Condimenti per pizza e pinsa

I tipi di condimento per la pinsa, come per la pizza, sono tanti e vari. Potete riproporre nella vostra cucina tanti gusti quanti sono quelli che trovate in pizzeria.

Sia condita con olio extravergine d'oliva, sale e rosmarino oppure origano sia farcita con pomodoro, mozzarella, pomodorini e basilico, la pinsa è una focaccia sfiziosa.

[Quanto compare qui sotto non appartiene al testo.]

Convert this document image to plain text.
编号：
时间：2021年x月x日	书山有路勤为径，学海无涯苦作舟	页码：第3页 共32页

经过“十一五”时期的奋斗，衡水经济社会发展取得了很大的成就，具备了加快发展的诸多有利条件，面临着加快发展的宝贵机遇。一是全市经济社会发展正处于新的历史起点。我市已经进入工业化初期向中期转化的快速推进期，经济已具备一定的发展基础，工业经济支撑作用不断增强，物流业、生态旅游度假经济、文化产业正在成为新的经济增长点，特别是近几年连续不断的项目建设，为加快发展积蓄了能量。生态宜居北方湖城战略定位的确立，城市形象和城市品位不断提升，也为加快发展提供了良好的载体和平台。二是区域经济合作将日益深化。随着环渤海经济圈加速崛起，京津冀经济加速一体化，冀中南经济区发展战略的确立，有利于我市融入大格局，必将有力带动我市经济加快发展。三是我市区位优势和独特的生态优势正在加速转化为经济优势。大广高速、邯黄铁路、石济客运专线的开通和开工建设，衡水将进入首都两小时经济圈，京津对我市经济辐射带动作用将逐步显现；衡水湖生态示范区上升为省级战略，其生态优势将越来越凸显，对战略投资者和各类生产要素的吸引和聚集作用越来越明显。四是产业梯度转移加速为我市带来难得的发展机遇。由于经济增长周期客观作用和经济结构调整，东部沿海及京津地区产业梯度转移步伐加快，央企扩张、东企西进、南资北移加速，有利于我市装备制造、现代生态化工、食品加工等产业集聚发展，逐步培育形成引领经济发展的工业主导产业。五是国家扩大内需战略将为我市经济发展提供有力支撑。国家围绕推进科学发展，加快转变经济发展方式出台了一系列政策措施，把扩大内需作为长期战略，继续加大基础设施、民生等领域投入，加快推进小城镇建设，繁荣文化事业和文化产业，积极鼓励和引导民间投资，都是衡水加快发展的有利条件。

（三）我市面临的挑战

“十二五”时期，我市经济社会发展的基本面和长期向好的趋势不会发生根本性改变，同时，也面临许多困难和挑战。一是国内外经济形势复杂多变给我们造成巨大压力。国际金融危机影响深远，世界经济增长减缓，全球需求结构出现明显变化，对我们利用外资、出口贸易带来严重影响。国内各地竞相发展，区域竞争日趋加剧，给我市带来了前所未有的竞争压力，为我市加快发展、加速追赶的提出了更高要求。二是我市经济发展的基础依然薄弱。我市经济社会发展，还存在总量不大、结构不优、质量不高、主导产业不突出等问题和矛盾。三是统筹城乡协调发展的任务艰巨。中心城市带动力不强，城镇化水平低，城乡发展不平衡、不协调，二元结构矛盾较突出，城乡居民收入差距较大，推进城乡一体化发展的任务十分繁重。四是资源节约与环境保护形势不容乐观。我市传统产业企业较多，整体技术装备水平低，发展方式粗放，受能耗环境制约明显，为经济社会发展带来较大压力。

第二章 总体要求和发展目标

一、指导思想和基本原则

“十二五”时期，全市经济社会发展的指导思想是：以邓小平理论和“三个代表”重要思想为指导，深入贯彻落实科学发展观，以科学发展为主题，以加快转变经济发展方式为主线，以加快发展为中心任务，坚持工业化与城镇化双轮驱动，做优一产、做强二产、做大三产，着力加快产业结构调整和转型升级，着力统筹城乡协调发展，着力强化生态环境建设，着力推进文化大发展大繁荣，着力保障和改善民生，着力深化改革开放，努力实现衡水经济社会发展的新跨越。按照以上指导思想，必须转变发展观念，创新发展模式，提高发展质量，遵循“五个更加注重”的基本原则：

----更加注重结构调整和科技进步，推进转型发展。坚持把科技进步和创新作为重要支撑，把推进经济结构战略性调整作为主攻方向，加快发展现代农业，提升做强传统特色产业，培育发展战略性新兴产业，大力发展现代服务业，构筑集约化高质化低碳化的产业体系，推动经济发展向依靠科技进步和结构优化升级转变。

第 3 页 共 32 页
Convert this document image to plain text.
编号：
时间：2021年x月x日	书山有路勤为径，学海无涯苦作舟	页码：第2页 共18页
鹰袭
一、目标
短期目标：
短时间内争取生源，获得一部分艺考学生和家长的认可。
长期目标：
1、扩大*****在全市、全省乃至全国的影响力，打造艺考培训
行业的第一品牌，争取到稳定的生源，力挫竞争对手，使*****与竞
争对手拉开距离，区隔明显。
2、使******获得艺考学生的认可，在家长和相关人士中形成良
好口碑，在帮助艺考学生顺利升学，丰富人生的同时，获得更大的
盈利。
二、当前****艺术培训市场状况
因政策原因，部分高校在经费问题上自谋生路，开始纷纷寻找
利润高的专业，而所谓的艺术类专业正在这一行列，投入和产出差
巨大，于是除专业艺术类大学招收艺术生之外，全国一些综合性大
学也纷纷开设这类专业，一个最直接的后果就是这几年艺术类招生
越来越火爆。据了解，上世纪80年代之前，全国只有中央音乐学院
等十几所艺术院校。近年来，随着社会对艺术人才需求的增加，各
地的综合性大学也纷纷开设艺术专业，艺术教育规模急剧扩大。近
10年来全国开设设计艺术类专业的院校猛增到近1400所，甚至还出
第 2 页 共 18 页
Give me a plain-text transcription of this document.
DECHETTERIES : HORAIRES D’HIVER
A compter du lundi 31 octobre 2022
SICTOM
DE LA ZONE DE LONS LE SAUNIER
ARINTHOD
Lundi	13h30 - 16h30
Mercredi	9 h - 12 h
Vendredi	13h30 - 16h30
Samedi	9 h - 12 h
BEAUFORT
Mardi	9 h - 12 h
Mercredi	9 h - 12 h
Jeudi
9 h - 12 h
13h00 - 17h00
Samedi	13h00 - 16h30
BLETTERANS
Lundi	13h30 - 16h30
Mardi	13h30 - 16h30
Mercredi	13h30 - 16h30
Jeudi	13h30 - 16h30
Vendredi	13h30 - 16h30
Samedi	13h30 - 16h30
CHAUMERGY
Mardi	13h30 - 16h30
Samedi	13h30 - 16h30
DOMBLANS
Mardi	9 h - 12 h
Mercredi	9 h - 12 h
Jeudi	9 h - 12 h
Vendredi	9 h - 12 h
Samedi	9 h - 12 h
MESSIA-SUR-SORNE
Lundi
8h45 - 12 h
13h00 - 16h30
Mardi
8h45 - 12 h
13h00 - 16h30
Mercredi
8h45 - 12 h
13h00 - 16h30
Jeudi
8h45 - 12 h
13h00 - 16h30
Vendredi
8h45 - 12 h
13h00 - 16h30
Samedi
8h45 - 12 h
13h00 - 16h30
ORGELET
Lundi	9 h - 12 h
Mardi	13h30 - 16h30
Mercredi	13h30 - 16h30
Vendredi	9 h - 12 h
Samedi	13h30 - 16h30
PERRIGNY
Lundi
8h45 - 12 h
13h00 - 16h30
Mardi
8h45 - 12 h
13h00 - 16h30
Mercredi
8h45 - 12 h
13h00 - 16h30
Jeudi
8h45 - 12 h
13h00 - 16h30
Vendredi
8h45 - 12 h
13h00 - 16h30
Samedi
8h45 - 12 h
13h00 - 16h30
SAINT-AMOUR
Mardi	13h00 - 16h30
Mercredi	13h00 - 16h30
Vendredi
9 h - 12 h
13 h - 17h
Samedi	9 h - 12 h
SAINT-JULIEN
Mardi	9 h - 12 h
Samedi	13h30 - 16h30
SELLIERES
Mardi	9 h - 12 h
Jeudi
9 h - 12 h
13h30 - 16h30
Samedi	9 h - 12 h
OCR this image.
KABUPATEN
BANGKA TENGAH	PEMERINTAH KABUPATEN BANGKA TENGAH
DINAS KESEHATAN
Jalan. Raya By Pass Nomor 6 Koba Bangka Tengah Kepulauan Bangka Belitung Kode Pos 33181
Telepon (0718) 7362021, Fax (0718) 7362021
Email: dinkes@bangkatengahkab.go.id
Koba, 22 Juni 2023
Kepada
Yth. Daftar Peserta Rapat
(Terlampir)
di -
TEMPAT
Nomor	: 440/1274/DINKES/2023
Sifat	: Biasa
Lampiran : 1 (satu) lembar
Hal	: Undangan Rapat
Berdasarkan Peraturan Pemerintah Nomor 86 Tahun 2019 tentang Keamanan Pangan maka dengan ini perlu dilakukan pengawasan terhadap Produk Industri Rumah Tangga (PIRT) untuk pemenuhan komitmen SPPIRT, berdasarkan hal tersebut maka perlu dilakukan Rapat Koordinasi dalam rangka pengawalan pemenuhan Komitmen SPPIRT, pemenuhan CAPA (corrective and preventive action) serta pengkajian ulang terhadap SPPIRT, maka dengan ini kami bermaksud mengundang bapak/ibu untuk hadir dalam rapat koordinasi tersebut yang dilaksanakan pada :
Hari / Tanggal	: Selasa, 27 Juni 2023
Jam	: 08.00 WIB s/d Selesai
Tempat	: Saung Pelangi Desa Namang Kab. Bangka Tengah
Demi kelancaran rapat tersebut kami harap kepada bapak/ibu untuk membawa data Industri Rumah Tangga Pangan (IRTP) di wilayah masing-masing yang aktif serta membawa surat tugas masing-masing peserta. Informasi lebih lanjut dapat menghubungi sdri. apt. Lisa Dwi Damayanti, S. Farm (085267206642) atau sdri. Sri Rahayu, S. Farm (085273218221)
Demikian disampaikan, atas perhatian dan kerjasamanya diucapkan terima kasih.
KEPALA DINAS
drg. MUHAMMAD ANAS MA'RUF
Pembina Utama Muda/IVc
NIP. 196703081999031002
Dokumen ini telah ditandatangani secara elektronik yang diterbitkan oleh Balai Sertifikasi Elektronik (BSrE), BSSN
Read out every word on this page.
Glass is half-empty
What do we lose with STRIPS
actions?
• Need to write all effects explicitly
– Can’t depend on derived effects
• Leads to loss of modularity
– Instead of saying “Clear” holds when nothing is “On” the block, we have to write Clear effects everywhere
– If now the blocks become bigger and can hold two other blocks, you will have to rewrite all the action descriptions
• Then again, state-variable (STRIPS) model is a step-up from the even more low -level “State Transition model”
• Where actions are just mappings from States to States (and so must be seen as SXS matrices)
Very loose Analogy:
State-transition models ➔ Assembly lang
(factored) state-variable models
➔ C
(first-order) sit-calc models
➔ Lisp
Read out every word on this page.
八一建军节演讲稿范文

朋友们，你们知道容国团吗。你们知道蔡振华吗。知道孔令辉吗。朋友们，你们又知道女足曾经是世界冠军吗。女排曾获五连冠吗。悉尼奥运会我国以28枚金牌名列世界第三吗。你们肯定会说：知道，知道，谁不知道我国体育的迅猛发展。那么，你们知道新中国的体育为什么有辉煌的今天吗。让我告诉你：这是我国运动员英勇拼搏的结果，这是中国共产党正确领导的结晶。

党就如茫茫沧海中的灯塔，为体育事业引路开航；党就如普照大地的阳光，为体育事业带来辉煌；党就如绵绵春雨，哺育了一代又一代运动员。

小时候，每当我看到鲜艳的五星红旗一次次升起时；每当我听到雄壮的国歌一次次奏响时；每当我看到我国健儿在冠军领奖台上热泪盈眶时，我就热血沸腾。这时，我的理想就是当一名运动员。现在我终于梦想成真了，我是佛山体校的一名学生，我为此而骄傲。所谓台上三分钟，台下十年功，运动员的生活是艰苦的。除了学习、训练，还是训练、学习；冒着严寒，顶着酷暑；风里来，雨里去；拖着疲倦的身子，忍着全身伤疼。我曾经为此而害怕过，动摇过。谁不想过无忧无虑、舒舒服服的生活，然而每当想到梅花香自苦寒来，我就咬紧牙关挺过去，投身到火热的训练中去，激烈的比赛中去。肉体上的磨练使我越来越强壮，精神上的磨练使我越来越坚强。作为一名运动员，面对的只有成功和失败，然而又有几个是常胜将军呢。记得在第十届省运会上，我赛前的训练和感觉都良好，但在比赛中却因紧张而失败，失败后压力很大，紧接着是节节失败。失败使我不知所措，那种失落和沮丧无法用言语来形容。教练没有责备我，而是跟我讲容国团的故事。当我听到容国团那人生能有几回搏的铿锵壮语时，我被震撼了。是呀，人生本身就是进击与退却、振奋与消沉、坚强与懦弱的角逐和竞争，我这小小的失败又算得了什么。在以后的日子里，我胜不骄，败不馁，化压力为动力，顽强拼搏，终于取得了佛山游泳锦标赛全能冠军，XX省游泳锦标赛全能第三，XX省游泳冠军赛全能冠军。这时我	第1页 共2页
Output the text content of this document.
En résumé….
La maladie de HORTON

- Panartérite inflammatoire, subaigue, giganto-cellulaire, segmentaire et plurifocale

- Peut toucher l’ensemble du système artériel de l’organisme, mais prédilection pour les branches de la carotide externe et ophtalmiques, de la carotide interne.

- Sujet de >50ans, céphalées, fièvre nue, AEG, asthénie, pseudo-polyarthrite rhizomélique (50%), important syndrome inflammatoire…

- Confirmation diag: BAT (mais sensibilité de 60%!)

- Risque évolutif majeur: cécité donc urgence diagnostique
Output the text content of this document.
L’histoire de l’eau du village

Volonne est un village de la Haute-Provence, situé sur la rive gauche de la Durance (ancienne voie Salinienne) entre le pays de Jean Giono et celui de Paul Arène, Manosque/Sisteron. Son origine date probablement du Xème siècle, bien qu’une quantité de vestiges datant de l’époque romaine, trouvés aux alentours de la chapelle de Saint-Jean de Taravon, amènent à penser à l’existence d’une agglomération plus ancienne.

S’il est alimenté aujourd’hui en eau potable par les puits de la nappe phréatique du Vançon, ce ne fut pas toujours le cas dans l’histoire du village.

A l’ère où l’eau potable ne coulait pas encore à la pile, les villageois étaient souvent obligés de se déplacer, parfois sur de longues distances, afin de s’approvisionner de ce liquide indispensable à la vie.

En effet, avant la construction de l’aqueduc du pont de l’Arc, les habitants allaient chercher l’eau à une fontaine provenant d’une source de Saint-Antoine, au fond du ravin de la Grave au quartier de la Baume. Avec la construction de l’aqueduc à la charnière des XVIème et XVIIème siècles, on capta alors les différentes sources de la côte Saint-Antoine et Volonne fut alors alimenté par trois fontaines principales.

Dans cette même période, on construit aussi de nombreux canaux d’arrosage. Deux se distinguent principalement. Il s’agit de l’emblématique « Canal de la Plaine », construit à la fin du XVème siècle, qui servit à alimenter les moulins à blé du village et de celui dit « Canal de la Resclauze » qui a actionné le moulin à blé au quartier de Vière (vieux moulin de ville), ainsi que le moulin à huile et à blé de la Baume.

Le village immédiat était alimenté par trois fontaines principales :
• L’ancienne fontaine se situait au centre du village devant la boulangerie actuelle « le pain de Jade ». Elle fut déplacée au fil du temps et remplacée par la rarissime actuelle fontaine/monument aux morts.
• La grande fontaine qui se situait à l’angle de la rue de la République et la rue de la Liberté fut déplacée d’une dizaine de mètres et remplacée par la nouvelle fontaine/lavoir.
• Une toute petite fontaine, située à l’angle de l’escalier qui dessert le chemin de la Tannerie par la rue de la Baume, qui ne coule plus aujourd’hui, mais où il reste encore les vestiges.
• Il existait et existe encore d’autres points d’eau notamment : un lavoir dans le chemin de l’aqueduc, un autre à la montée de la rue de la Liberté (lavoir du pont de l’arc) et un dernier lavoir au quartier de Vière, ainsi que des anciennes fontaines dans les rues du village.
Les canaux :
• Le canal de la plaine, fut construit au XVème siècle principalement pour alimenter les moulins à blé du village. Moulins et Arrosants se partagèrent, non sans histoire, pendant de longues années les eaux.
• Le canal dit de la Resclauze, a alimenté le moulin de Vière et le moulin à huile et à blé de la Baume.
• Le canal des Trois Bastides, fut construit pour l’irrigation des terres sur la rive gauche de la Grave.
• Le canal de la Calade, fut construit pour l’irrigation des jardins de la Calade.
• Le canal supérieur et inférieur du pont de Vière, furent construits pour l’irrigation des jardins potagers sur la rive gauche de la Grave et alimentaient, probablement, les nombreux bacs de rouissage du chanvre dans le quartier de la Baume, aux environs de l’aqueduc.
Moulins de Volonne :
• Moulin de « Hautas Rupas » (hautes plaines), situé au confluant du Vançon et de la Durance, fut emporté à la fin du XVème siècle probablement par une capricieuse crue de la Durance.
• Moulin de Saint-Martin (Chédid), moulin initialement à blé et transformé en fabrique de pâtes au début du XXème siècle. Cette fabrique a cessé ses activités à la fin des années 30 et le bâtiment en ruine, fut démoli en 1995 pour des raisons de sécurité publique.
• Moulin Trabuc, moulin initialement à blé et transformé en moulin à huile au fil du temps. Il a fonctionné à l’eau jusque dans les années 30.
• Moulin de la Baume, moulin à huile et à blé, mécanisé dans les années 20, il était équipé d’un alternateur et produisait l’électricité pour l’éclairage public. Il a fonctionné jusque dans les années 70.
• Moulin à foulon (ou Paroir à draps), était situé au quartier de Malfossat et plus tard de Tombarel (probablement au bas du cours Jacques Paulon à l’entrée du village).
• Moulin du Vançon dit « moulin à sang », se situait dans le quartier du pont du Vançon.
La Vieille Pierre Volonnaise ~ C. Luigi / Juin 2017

Potete condirla scegliendo gli ingredienti solitamente utilizzati per la pizza.

Coloro che amano le verdure potranno prendere spunto dal condimento della pizza ortolana, mentre coloro che preferiscono i salumi possono ispirarsi alla pizza prosciutto e funghi. Provatela sostituendo il prosciutto cotto con quello crudo e aggiungendo i vostri formaggi e salumi preferiti.

Volete altre idee? Le varianti sono tante: la versione vegetariana con mozzarella, carciofi, zucchine, parmigiano a scaglie e olive, oppure a base di carne con pecorino, friarielli e salsiccia o pomodoro, salame e cipolle. Provate con la Mozzarella Cucina Santa Lucia Galbani, ottima perché non rilascia acqua in eccesso.

Ora che sapete preparare questa sfiziosa focaccia sottile dalla forma ovale, soffice all’interno, cucinatela per la prossima cena e scegliete bevande, contorni e salse che meglio si adattano ai condimenti scelti.